The law provided that the casinos would pay an annual fee of $1,000 plus a tax of 40 percent on the gaming win. Individual casinos would work with the government to negotiate certain expenses that could be deducted from the tax obligation. The tax had been paid in the past. When Baby Doc was deposed in a coup d’etat in 1985, the tax collectors no longer came to the casinos. The operator that I interviewed in 1989 indicated that he had not paid taxes since the Duvaliers had been exiled. During the earlier years of the law, an additional 5 percent tax had been levied on players when they cashed in their chips – when they won. This tax was earmarked for the construction of the Duvalier International Airport in Port-au-Prince. When the airport was finally constructed, the tax collector no longer asked for the player win tax.

Haiti - Gambling in America

The Chaucon, a thatched roof casino in Petionville, near Port-au-Prince, Haiti.

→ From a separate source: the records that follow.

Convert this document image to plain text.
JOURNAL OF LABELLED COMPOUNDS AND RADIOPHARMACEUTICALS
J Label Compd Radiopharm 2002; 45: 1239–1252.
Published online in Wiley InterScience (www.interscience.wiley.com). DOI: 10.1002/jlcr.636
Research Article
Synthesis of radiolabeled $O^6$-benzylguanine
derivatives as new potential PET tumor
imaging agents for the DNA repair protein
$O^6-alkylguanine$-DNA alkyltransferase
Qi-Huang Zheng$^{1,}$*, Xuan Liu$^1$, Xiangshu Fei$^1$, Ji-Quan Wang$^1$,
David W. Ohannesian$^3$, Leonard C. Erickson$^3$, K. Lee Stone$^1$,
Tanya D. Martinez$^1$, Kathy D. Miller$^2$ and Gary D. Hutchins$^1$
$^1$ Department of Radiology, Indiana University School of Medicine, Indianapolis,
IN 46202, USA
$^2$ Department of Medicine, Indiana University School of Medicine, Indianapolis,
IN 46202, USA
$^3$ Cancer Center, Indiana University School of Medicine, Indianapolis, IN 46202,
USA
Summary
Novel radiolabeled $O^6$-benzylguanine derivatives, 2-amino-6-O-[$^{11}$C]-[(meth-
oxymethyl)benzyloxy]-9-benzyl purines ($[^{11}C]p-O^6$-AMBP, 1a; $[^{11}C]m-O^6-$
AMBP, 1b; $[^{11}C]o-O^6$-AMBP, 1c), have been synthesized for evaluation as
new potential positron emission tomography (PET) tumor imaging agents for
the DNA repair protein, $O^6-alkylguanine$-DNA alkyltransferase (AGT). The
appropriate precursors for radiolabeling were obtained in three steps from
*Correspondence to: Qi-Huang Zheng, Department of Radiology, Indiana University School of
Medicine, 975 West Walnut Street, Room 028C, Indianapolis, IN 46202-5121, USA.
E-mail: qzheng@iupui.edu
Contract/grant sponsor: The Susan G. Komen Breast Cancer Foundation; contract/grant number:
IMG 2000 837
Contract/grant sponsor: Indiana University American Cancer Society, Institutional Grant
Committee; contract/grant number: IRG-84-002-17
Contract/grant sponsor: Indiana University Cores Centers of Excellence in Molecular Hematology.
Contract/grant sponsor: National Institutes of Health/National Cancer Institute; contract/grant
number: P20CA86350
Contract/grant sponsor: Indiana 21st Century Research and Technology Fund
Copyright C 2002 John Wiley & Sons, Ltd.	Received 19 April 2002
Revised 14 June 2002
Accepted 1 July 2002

Foreigners were permitted to own the casinos; in fact, that was the desire of the government. They could have foreign dealers, but to do so, they had to get special work cards from the government for an undetermined price.
In 1989, during my visit, there were five casinos in the Port-au-Prince area. One, the Club 54 in the suburb of Petionville, was owned by Haitians. It was operating but in poor condition. As I entered the gaming area, a hen and four little chicks walked across the floor. The leading property was the El Rancho. It was also located in Petionville and was attached to a hotel with 125 rooms. A thatched-roof casino without a hotel was located on the main square of Petionville.  The Chaucon was owned by Mike McLaney, an American who had previously been involved with Cuban and Bahamian casinos. He had held the concession for the International from 1969 to 1976. In the capital city a small casino operated at a Holiday Inn, and a larger casino was at the eighty-five-room Royal Haitian Hotel. The casino, which opened in 1973, was also owned by McLaney. The International, enclosed by a chain-link fence, was in disrepair and out of business. It had been closed since McLaney gave it up in 1976.
In 1989 there were very few players at any of the facilities. In previous times – during the stable years of the Duvalier dictators – cruise ships touring the Caribbean would stop in Port-au-Prince, but by 1989 they no longer did so. A few stopped on the northern coast of Haiti, but there were no casinos there. Cruise ships ceased stopping in Haiti at all later in 1989. One week after my tour of the casinos, there was a coup d’etat, and gunfire filled crowded streets on which I had walked from the national palace to the International. Any chance of growing markets for the casinos ended with the gunfire.
Since 1989 there have been almost no tourists in Haiti. I may have been the last casino tourist. The government disintegrated into near anarchy, and in 1994, the U.S. Marines once again landed in order to preserve something – certainly not the U.S. casino property. The marines are still there.
Casino gaming is no longer of any importance. There may be some play from local residents, but the outward signs of poverty suggest things would be otherwise.